Jumat, April 26, 2024

Busana Kemerdekaan

Nita Trismaya
Nita Trismaya
Dosen di Sekolah Tinggi Desain Interstudi Jakarta Mahasiswa S3 Jurusan Antropologi Universitas Indonesia

Oleh Nita Trismaya

Indonesia telah menapaki masa yang cukup lama dalam usianya yang 72 tahun. Diibaratkan manusia, maka negeri tercinta ini bagaikan batita yang masih belajar berjalan dan berlari dengan bonus tersandung, terjatuh dan harus konsentrasi pada apa yang difokuskannya agar tidak tergoda pada benda-benda yang ada di sekitarnya.
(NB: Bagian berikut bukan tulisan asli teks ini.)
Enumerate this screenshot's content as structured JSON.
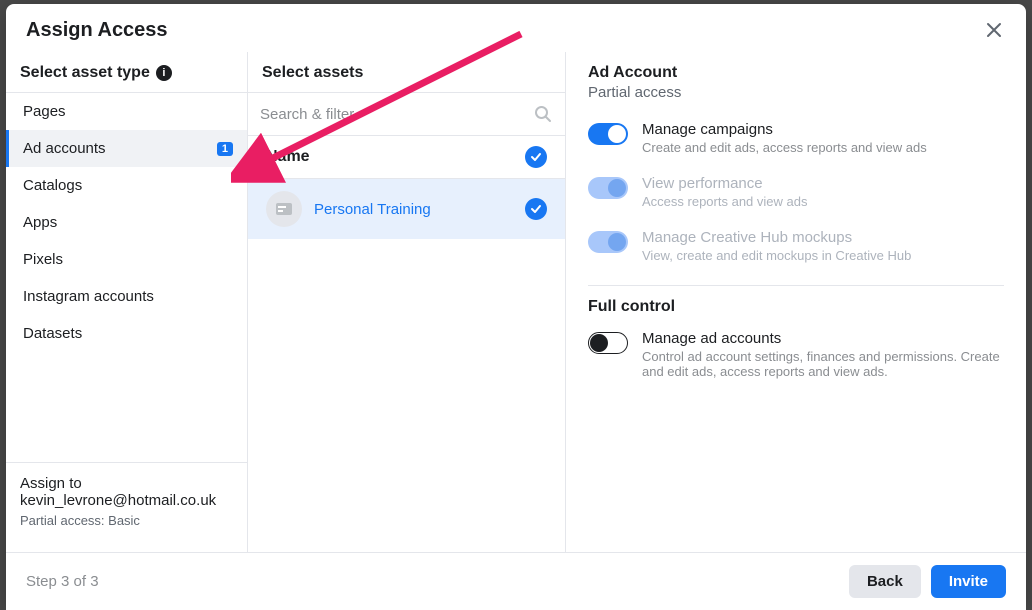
{
  "modal": {
    "title": "Assign Access",
    "step_text": "Step 3 of 3",
    "back_label": "Back",
    "invite_label": "Invite"
  },
  "left": {
    "header": "Select asset type",
    "items": [
      {
        "label": "Pages",
        "selected": false,
        "count": null
      },
      {
        "label": "Ad accounts",
        "selected": true,
        "count": "1"
      },
      {
        "label": "Catalogs",
        "selected": false,
        "count": null
      },
      {
        "label": "Apps",
        "selected": false,
        "count": null
      },
      {
        "label": "Pixels",
        "selected": false,
        "count": null
      },
      {
        "label": "Instagram accounts",
        "selected": false,
        "count": null
      },
      {
        "label": "Datasets",
        "selected": false,
        "count": null
      }
    ],
    "assign_to_label": "Assign to",
    "assign_email": "kevin_levrone@hotmail.co.uk",
    "assign_access": "Partial access: Basic"
  },
  "middle": {
    "header": "Select assets",
    "search_placeholder": "Search & filter",
    "name_header": "Name",
    "assets": [
      {
        "label": "Personal Training",
        "selected": true
      }
    ]
  },
  "right": {
    "title": "Ad Account",
    "partial_label": "Partial access",
    "permissions_partial": [
      {
        "title": "Manage campaigns",
        "desc": "Create and edit ads, access reports and view ads",
        "on": true,
        "disabled": false
      },
      {
        "title": "View performance",
        "desc": "Access reports and view ads",
        "on": true,
        "disabled": true
      },
      {
        "title": "Manage Creative Hub mockups",
        "desc": "View, create and edit mockups in Creative Hub",
        "on": true,
        "disabled": true
      }
    ],
    "full_label": "Full control",
    "permissions_full": [
      {
        "title": "Manage ad accounts",
        "desc": "Control ad account settings, finances and permissions. Create and edit ads, access reports and view ads.",
        "on": false
      }
    ]
  }
}
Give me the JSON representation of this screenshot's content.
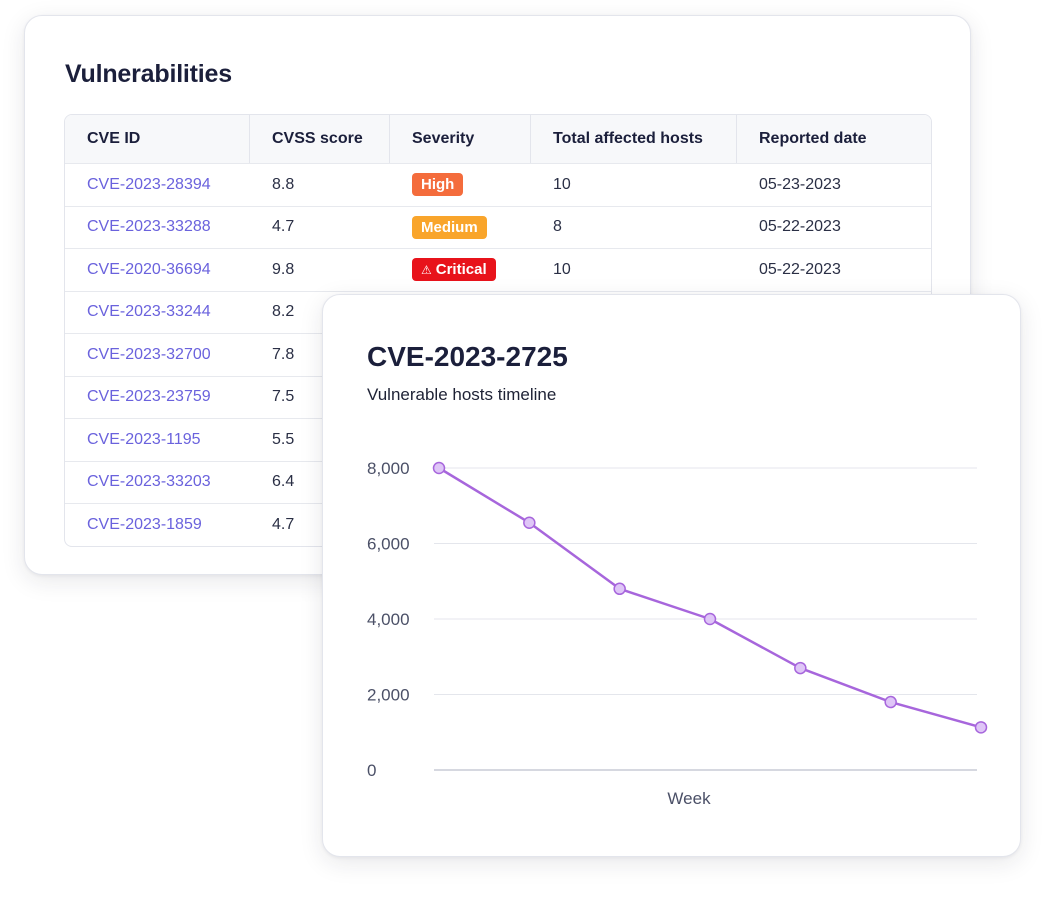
{
  "vulnerabilities": {
    "title": "Vulnerabilities",
    "columns": [
      "CVE ID",
      "CVSS score",
      "Severity",
      "Total affected hosts",
      "Reported date"
    ],
    "rows": [
      {
        "cve": "CVE-2023-28394",
        "score": "8.8",
        "severity": "High",
        "severity_level": "high",
        "hosts": "10",
        "date": "05-23-2023"
      },
      {
        "cve": "CVE-2023-33288",
        "score": "4.7",
        "severity": "Medium",
        "severity_level": "medium",
        "hosts": "8",
        "date": "05-22-2023"
      },
      {
        "cve": "CVE-2020-36694",
        "score": "9.8",
        "severity": "Critical",
        "severity_level": "critical",
        "hosts": "10",
        "date": "05-22-2023"
      },
      {
        "cve": "CVE-2023-33244",
        "score": "8.2",
        "severity": "",
        "severity_level": "",
        "hosts": "",
        "date": ""
      },
      {
        "cve": "CVE-2023-32700",
        "score": "7.8",
        "severity": "",
        "severity_level": "",
        "hosts": "",
        "date": ""
      },
      {
        "cve": "CVE-2023-23759",
        "score": "7.5",
        "severity": "",
        "severity_level": "",
        "hosts": "",
        "date": ""
      },
      {
        "cve": "CVE-2023-1195",
        "score": "5.5",
        "severity": "",
        "severity_level": "",
        "hosts": "",
        "date": ""
      },
      {
        "cve": "CVE-2023-33203",
        "score": "6.4",
        "severity": "",
        "severity_level": "",
        "hosts": "",
        "date": ""
      },
      {
        "cve": "CVE-2023-1859",
        "score": "4.7",
        "severity": "",
        "severity_level": "",
        "hosts": "",
        "date": ""
      }
    ]
  },
  "timeline": {
    "title": "CVE-2023-2725",
    "subtitle": "Vulnerable hosts timeline"
  },
  "colors": {
    "link": "#6a62dd",
    "high": "#f46c3c",
    "medium": "#f9a52b",
    "critical": "#e8131b",
    "line": "#a766dc",
    "point_fill": "#dfc6f7"
  },
  "chart_data": {
    "type": "line",
    "title": "CVE-2023-2725",
    "subtitle": "Vulnerable hosts timeline",
    "xlabel": "Week",
    "ylabel": "",
    "ylim": [
      0,
      8000
    ],
    "yticks": [
      "0",
      "2,000",
      "4,000",
      "6,000",
      "8,000"
    ],
    "ytick_values": [
      0,
      2000,
      4000,
      6000,
      8000
    ],
    "grid": true,
    "series": [
      {
        "values": [
          8000,
          6550,
          4800,
          4000,
          2700,
          1800,
          1130
        ]
      }
    ]
  }
}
Batita ini, yang lahir dari rahim ibu pertiwi dari pergulatan dengan para suami yang berbeda suku, bahasa, budaya, daerah, makanan, dan fisik, tentu juga masih banyak belajar mengenal dunia. Dunia yang terbentang dari Sabang sampai Merauke, 34 provinsi, tiga pembagian wilayah waktu dan beriklim tropis.

Berbicara mengenai Bhineka Tunggal Ika dalam seni tradisi, tak pelak menyinggung pula hal keberagaman dimana masing-masing daerah memiliki ciri berbeda, misal Cirebon punya Mega Mendung, Indramayu punya Iwak Etong, Garut dengan motif Merak Ngibing. Kain songket Palembang berbeda pula dengan songket dari Padang. Belum lagi seni tari, seni ukir, seni musik, rasanya tidak akan habis-habisnya apabila dibicarakan.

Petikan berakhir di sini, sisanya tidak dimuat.